Lawmakers made good on the governor’s promise earlier this year. In May, Abbott signed into law House Bill 1900, which financially penalizes a city that reduces its police budget. Cities that cut funding could be prohibited from collecting new property tax revenue, raising public utility rates or annexing land.

As Austin politicians prepare to vote on a budget this year, they’re also preparing to refund their police department — fearing the financial consequences of running afoul of the new law.

“We face a significant new challenge in the upcoming fiscal year in the form of HB 1900, a new state law that levies catastrophic fiscal penalties for municipalities that cut police funding year over year,” City Manager Spencer Cronk said last month as he unveiled his proposed budget for the coming fiscal year, which begins Oct. 1.

Each year, the city manager drafts a budget and then council members spend weeks amending and tweaking it before approving a final version, typically in August or September.

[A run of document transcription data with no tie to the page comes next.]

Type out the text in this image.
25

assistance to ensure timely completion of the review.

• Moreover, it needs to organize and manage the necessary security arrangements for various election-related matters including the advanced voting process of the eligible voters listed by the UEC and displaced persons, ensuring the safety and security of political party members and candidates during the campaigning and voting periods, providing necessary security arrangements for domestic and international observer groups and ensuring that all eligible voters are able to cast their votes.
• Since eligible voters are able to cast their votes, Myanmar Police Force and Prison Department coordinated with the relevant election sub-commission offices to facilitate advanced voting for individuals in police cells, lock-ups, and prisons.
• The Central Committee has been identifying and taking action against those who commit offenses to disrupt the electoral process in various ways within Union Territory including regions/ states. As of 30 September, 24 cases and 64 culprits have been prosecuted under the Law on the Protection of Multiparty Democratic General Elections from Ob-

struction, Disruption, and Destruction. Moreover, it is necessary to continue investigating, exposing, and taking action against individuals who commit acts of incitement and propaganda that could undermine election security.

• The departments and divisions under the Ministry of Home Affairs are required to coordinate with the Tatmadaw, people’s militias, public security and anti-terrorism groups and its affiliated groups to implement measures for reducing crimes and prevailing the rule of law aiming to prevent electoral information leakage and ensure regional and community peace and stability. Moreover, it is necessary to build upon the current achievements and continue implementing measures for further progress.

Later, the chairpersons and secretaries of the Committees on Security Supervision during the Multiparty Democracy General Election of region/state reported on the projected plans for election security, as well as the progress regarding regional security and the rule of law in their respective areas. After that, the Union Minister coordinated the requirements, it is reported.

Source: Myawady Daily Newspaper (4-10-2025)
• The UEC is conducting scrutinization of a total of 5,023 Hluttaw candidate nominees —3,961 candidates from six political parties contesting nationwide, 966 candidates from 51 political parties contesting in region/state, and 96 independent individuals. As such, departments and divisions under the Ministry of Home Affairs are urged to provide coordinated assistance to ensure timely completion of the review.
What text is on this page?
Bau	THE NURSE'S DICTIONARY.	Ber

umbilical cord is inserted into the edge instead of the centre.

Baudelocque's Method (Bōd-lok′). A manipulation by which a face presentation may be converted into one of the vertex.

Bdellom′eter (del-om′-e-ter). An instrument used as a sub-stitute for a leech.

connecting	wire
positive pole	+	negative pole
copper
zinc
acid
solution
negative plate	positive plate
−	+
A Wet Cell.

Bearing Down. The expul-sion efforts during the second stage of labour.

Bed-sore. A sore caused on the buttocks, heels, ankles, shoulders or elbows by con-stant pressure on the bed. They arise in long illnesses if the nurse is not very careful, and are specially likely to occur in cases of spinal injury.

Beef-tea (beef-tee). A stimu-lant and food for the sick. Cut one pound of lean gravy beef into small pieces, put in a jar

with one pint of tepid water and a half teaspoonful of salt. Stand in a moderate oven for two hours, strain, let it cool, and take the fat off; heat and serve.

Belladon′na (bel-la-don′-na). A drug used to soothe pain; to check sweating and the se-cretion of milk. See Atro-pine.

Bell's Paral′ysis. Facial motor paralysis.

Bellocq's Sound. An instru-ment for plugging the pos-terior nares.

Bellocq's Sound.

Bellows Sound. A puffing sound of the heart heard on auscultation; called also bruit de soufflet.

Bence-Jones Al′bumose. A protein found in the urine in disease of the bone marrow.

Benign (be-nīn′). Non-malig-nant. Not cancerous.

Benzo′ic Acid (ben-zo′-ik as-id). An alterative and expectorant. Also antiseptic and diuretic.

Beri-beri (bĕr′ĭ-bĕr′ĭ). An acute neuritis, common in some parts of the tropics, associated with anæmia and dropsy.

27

“I want to assure you that our FY 22 budget proposal is fully compliant with the new requirements of this law,” Cronk said.

The new state law requires cities to approve police budgets at or above the highest amount in the past two years; in order to avoid financial penalties, Austin has to fund its police department to 2019 levels, or at least $432 million.

On the table is a police department budget totaling roughly $442 million, or nearly 10% of the city’s overall budget. This proposed budget restores about $130 million to police in part by returning divisions to the department that were moved out, including the crime lab.

Some council members have criticized going too far above this legally required limit. At a budget meeting last week, Council Member Ann Kitchen questioned why the city would fund the police department $10 million over what the law requires since this year’s budget would set a new precedent.

"We do have to remember that we are setting the floor because of HB 1900 with the budget this year,” Kitchen, who represents parts of South Austin, said.

Under the law, cities that want to decrease their police budget compared to years past can apply for a waiver from the state. But a city spokesperson told KUT on Tuesday that the governor’s office has not published guidance on how to submit this kind of request.